Bueno, de nuevo la historia nos dice que ello es posible. Vayamos de nuevo al fin de la II Guerra Mundial. En abril de 1945, mientras el Eje (AQUEL Eje) se venía abajo, el ex dictador italiano Benito Mussolini trató de escapar a Suiza en automóvil, viajando disfrazado con peluca y bigote postizo. Poco antes de llegar a la frontera, fue detenido por un grupo de guerrilleros antifascistas, la mayoría jovencitos que en su vida habían conocido otro gobernante que no fuera Mussolini (cuyos chicharrones tronaron en Italia poco más de veinte años... como los de Saddam). Aunque no a los niveles delirantes de Hussein, al Duce también le había encantado plasmar su efigie hasta en la galletas de animalitos (sin ironía) y en los trajes de baño (esto último es en serio). Sin embargo, aquellos novatos partisanos no supieron a quién tenían enfrente cuando lo detuvieron. Se les hacía sospechoso, sí. Pero no sabían por qué. Ahí estuvo junto al carro un buen rato, mientras los guerrilleros jugaban al tute sobre qué hacer con él. A la postre la verdad quedó al descubierto cuando por el tiempo y el sudor nervioso, el pegamento del bigote falso de Mussolini empezó a fallar... y la prótesis, a caérsele. Finalmente éste, exasperado, se arrancó el mostacho de pelos de coco y exclamó: “¡Soy el Duce!” Los guerrilleros procedieron rápidamente a fusilarlo. Antes de que sonaran los disparos su amante, Clara Petacci, al grito de “¡A mi viejo no, a mi viejo no!” se atravesó ante el pelotón para proteger a su pichichurris. Ella cayó abatida primero, y una nueva descarga acabó con el que había sido amo absoluto de Italia por dos décadas. En todo caso, el gesto de doña Claretta ahí quedó: De ésas hay que conseguirse, jóvenes. De ésas meras.
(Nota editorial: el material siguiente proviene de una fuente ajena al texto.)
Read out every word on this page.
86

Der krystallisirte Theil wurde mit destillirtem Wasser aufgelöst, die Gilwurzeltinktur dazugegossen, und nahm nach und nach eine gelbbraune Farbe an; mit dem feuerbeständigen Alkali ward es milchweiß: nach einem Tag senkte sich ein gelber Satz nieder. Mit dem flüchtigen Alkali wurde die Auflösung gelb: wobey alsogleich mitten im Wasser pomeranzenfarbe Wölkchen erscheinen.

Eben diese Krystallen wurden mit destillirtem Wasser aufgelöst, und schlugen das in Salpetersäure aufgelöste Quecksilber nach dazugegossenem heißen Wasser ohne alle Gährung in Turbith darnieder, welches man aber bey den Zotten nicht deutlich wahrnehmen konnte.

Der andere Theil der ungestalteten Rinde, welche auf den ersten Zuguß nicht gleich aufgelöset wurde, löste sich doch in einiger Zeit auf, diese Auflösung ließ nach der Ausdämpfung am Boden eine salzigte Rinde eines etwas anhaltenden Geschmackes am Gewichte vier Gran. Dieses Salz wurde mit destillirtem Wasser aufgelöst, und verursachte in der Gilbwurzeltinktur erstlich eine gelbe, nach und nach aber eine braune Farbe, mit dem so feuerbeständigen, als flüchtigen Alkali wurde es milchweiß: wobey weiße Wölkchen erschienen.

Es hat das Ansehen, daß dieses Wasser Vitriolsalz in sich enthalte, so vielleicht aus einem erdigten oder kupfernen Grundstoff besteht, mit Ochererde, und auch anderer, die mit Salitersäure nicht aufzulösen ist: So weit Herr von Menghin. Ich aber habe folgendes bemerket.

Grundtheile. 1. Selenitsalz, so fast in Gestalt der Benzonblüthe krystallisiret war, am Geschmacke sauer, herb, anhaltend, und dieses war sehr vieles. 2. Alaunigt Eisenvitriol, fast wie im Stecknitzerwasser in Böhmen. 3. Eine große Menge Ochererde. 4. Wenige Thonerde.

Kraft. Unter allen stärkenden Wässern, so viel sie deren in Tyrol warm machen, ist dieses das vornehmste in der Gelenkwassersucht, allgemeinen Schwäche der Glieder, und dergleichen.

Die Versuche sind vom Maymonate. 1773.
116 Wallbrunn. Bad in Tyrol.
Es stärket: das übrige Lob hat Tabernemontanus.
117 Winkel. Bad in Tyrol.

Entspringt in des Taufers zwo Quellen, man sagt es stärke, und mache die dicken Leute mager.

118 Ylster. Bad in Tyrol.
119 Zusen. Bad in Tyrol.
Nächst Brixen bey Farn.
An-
En todo caso, si Mussolini para armar su disfraz hubiera recurrido a esa herramienta mexicana por excelencia que es la Kola Loka, quizá hubiera podido escaparse a Helvecia y pasar el resto de su vida esperando cada hora el sonido de los cucús. Así que, de nuevo: Para gente con dinero e ingenio, lo difícil, difícil, no es escaparse; sino aguantarse la risa.